Understanding the environmental context in which tumours or metastases develop and how tumour cells adapt to survive in different conditions may point to new ways of therapeutically targeting these tumours. Alvarez, Sviderskiy et al. have identified a pathway that allows primary lung tumour cells or lung metastatic breast tumour cells to survive in the high oxygen concentrations present in the lung.

The authors conducted parallel short hairpin RNA (shRNA) screens for metabolic targets in a breast cancer cell line grown in vitro, at either tissue-level (3%) or atmospheric (21%) oxygen concentrations, or in orthotopic xenografts; through doing this, they identified cysteine desulfurase (NFS1) as being important for growth in 21% oxygen but not in 3% oxygen or in vivo. NFS1 is crucial for the biosynthesis of iron–sulfur clusters (ISCs), which are important oxygen-sensitive cofactors for many enzymes. In two breast cancer cell lines, shRNA-mediated knockdown of NFS1 blocked proliferation of the cells in 21% oxygen but not in 3% oxygen, an effect that required NFS1 catalytic activity. Similar effects were observed when other enzymes in the ISC biosynthesis pathway were knocked down, indicating that ISC biosynthesis is crucial for proliferation in high oxygen conditions in vitro.

importance of this enzyme in the higher oxygen environment of lung tissue

NFS1 was not required for growth of orthotopic breast tumour xenografts, an effect that is in line with the observed hypoxic conditions in breast tumours. However, NFS1-knockdown cells were unable to colonize the lung, suggesting the importance of this enzyme in the higher oxygen environment of lung tissue. In support of this, NFS1 protein levels were increased in cells grown at 21% oxygen relative to 3% oxygen and in lung metastases compared with primary breast tumours.

Credit: Macmillan Publishers Limited

The authors hypothesized that NFS1 might also be relevant in primary lung cancers. Indeed, they found increased levels of NFS1 mRNA in lung adenocarcinomas compared with normal lung in public data sets and in lung cancer cell lines compared with other lines. In addition, the NFS1 locus is amplified in many lung cancers. To analyse this pathway in vivo, the authors used mouse lung cancer cells that express KrasG12D and lack Trp53 (KP cells). KP cells expressing Nfs1 shRNAs formed subcutaneous tumours, but they were unable to form tumours in the lungs after intratracheal instillation, again indicating the importance of this enzyme for tumour growth in the lung environment.

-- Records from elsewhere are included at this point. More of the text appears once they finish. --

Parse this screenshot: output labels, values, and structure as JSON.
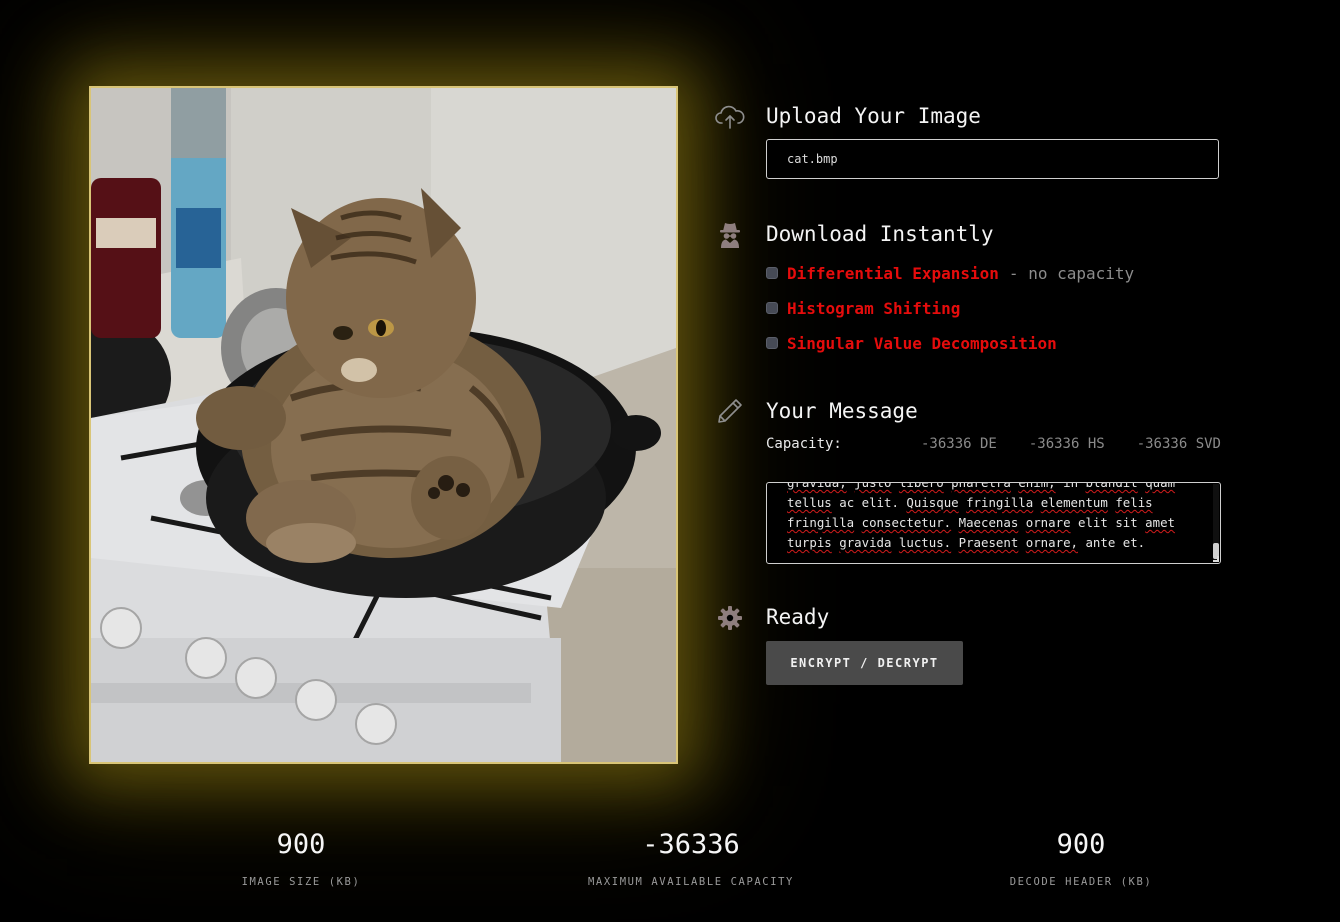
{
  "upload": {
    "title": "Upload Your Image",
    "icon": "cloud-upload-icon",
    "file_name": "cat.bmp"
  },
  "download": {
    "title": "Download Instantly",
    "icon": "spy-icon",
    "algorithms": [
      {
        "label": "Differential Expansion",
        "note": "- no capacity",
        "checked": false
      },
      {
        "label": "Histogram Shifting",
        "note": "",
        "checked": false
      },
      {
        "label": "Singular Value Decomposition",
        "note": "",
        "checked": false
      }
    ]
  },
  "message": {
    "title": "Your Message",
    "icon": "pencil-icon",
    "capacity_label": "Capacity:",
    "capacity_de": "-36336 DE",
    "capacity_hs": "-36336 HS",
    "capacity_svd": "-36336 SVD",
    "text": "gravida, justo libero pharetra enim, in blandit quam tellus ac elit. Quisque fringilla elementum felis fringilla consectetur. Maecenas ornare elit sit amet turpis gravida luctus. Praesent ornare, ante et."
  },
  "status": {
    "title": "Ready",
    "icon": "gear-icon",
    "button_label": "ENCRYPT / DECRYPT"
  },
  "stats": [
    {
      "value": "900",
      "label": "IMAGE SIZE (KB)"
    },
    {
      "value": "-36336",
      "label": "MAXIMUM AVAILABLE CAPACITY"
    },
    {
      "value": "900",
      "label": "DECODE HEADER (KB)"
    }
  ],
  "colors": {
    "background": "#000000",
    "accent_red": "#e50c0c",
    "frame_gold": "#d9c577",
    "button": "#4a4a4a"
  }
}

Several lines of evidence indicated that under conditions of high oxygen levels, ISCs have a high rate of turnover due to oxidation, and NFS1 is required to support the increased ISC biosynthesis that is necessary to replace oxidized ISCs. NFS1 suppression also activated the iron starvation response, thereby increasing cellular iron levels; this sensitized cells to undergo cell death by ferroptosis following induction of reactive oxygen species.

These data indicate the importance of the upregulation of NFS1 in high oxygen environments for protecting tumour cells from oxidative damage and cell death; this pathway might also be exploited for therapy of primary lung tumours or lung metastasis.